Many people made emotional decisions based on daily headlines. But here’s the thing:
The noise was the volatility and news cycles. The signal was the underlying resilience (or weakness) of the businesses they were investing in.
If you zoomed in, the chaos felt overwhelming. If you zoomed out, you could see the bigger picture.
It’s also true in our life and work; zooming out often reveals that what feels urgent today might not matter in the long run.
Credit: Image by Julie Bang © Investopedia 2020
How to tune out the noise and focus on what matters
It starts with awareness.
Ask yourself: What is noise in your day-to-day? What steals your attention but doesn’t serve your goals?

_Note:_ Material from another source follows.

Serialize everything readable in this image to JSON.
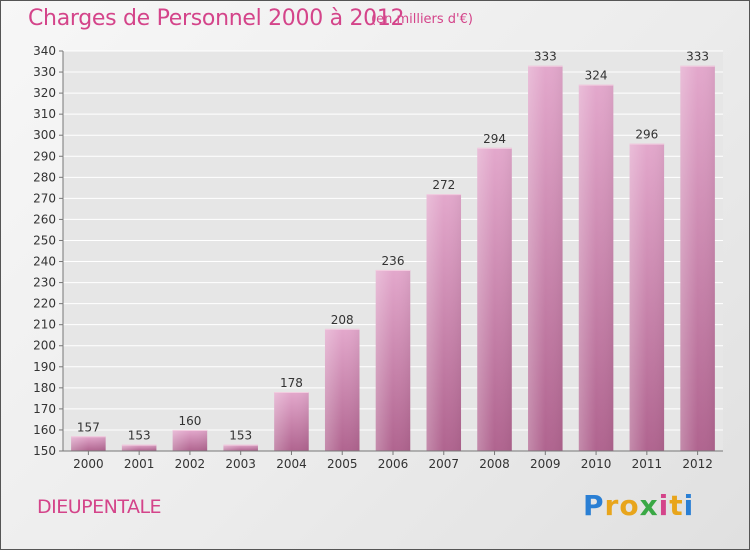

Here are some small shifts you can make right away:
Instead of constantly checking notifications, carve out blocks of time for focused work. Do your most important tasks first in the morning.
Limit back-to-back meetings (although I know it’s not always the case). Protect thinking time like a scarce resource.
Don’t aim to complete 20 tasks a day. Prioritize 3 that truly matter to complete before moving to others. Progress isn’t about volume - it’s about value.
If you're seeking validation - through titles, praise, or possessions - be cautious. That’s often noise. Let your values and purpose guide your choices.
You’re not racing others. The real game is mastering your own path.
And finally, ask yourself honestly: Am I truly busy - or am I just avoiding the harder, deeper work?
A Better Way Forward
We live in a world overloaded with noise. More content. More urgency. More distraction.
But more isn’t better.
Sometimes, the real work isn’t about doing more - it’s about clearing the clutter, so you can hear what truly matters.
What if the goal isn’t to get more done, but to move with intention?
That’s the shift: From chaotic motion to conscious movement.